Based on the p-values, only the Lot3 T-test is considered statisitically significant with a value lower than 0.05 (assuming a significance level of 0.05). The lots as a whole have a p-value of 0.06 while Lot1 has a p-value of 1 and Lot-2 has a p-value of 0.61; because these values are concidered an statisitically insignificant, it can be said that they failed to reject a null hypothesis.

## Study Design: MechaCar vs Competition

To compete with the competition, a study can be completed to see how MechaCar vehicles compare how the safety ratings of vehicles are and see how they compare. To test this several variables will be used.

Metrics to be used:
* Number of serious injuries / deaths
* List of similar car models: MechaCar vs Competition
* Car weight
* Seatbelts (on/off)
* Velocity of crash

The null hypothesis will be that there will be little to no difference in the injuries and deaths over the course of 2 years.
The alternative hypothesis suggests that there will be a significant difference in the total number of injuries and deaths over the course of 2 years.

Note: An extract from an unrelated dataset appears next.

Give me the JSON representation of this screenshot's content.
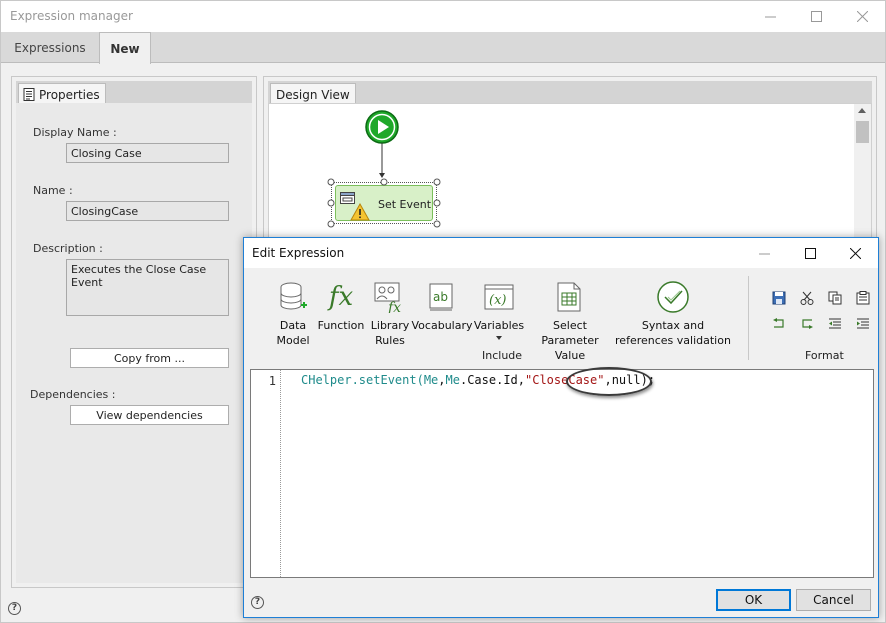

To test these hypothesizes, it would be ideal to perform line regression models on the MechaCar vehicles and competitor vehicles to see if the slopes and the line intercepts are about the same, which will give great information on the trend between each. In addition to this, obtaining the mean, median, variance, and standard deviation on the total number of the velocity and weight would be great in determining which gets into more crashes overall and a better understanding how these crashes emerged.

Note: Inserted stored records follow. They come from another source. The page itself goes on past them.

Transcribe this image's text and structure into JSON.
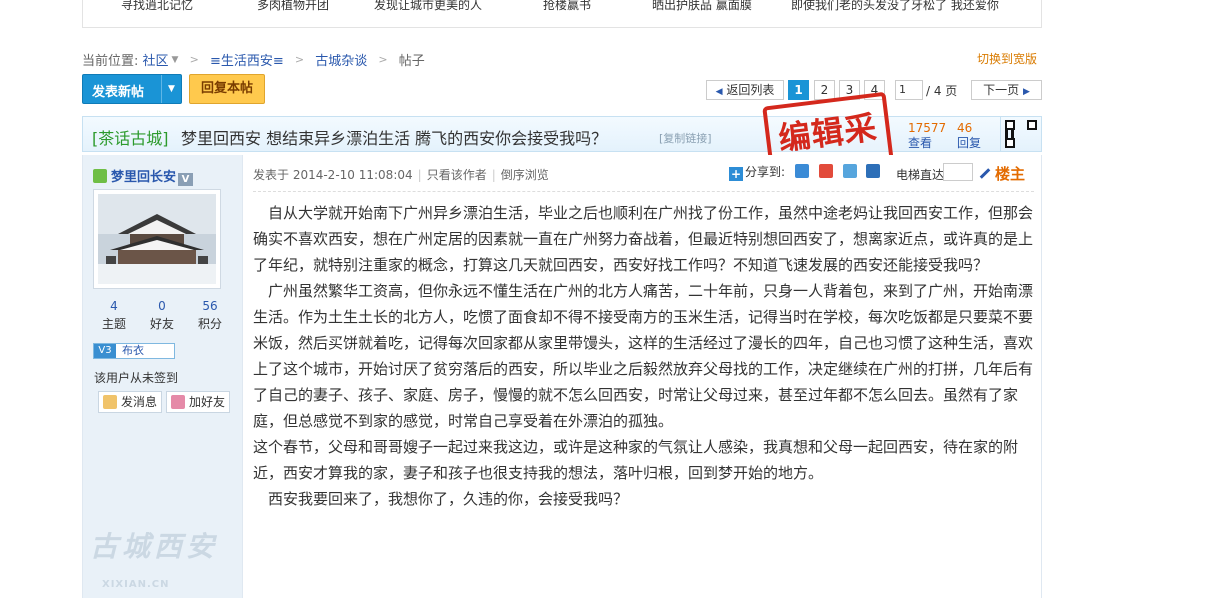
{
  "top_links": [
    "寻找逍北记忆",
    "多肉植物开团",
    "发现让城市更美的人",
    "抢楼赢书",
    "晒出护肤品 赢面膜",
    "即使我们老的头发没了牙松了 我还爱你"
  ],
  "breadcrumb": {
    "prefix": "当前位置:",
    "items": [
      "社区",
      "≡生活西安≡",
      "古城杂谈",
      "帖子"
    ]
  },
  "switch_wide": "切换到宽版",
  "toolbar": {
    "new_post": "发表新帖",
    "reply": "回复本帖"
  },
  "pagination": {
    "back": "返回列表",
    "pages": [
      "1",
      "2",
      "3",
      "4"
    ],
    "current": "1",
    "input_value": "1",
    "total": "/ 4 页",
    "next": "下一页"
  },
  "thread": {
    "category": "[茶话古城]",
    "title": "梦里回西安 想结束异乡漂泊生活 腾飞的西安你会接受我吗？",
    "copy_link": "[复制链接]",
    "views": "17577",
    "views_label": "查看",
    "replies": "46",
    "replies_label": "回复",
    "stamp": "编辑采用"
  },
  "author": {
    "name": "梦里回长安",
    "badge": "V",
    "stats": [
      {
        "value": "4",
        "label": "主题"
      },
      {
        "value": "0",
        "label": "好友"
      },
      {
        "value": "56",
        "label": "积分"
      }
    ],
    "level_tag": "V3",
    "level_name": "布衣",
    "signin": "该用户从未签到",
    "btn_message": "发消息",
    "btn_friend": "加好友"
  },
  "post": {
    "posted": "发表于 2014-2-10 11:08:04",
    "only_author": "只看该作者",
    "reverse": "倒序浏览",
    "share": "分享到:",
    "jump": "电梯直达",
    "floor": "楼主",
    "paragraphs": [
      "　自从大学就开始南下广州异乡漂泊生活，毕业之后也顺利在广州找了份工作，虽然中途老妈让我回西安工作，但那会确实不喜欢西安，想在广州定居的因素就一直在广州努力奋战着，但最近特别想回西安了，想离家近点，或许真的是上了年纪，就特别注重家的概念，打算这几天就回西安，西安好找工作吗？不知道飞速发展的西安还能接受我吗？",
      "　广州虽然繁华工资高，但你永远不懂生活在广州的北方人痛苦，二十年前，只身一人背着包，来到了广州，开始南漂生活。作为土生土长的北方人，吃惯了面食却不得不接受南方的玉米生活，记得当时在学校，每次吃饭都是只要菜不要米饭，然后买饼就着吃，记得每次回家都从家里带馒头，这样的生活经过了漫长的四年，自己也习惯了这种生活，喜欢上了这个城市，开始讨厌了贫穷落后的西安，所以毕业之后毅然放弃父母找的工作，决定继续在广州的打拼，几年后有了自己的妻子、孩子、家庭、房子，慢慢的就不怎么回西安，时常让父母过来，甚至过年都不怎么回去。虽然有了家庭，但总感觉不到家的感觉，时常自己享受着在外漂泊的孤独。",
      "这个春节，父母和哥哥嫂子一起过来我这边，或许是这种家的气氛让人感染，我真想和父母一起回西安，待在家的附近，西安才算我的家，妻子和孩子也很支持我的想法，落叶归根，回到梦开始的地方。",
      "　西安我要回来了，我想你了，久违的你，会接受我吗？"
    ]
  },
  "watermark": {
    "main": "古城西安",
    "sub": "XIXIAN.CN"
  },
  "colors": {
    "accent": "#1a94d6",
    "reply_btn": "#ffc94d",
    "stamp": "#d4281c",
    "link": "#2a58ad",
    "category": "#2c9a2c",
    "count": "#e36b00"
  }
}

Certain data will be needed for this study. Some information is needed so that may obtain a similar circumstance as much as possible. One piece of information that is needed is if the seatbelt was in use. It will throw the data off if a person been tallied as injured who did not wear a seatbelt but someone in same type of car crash came out completely unharmed. For similar reasoning, a list of MechaCar models and a list similar model to our competitors. The vehicle's weight and velocity of the crash is important in determining the severity of the crash so that it may be compared with crashes of similar severity. Also, the fatalities and injuries that occurred will be used to compare the information.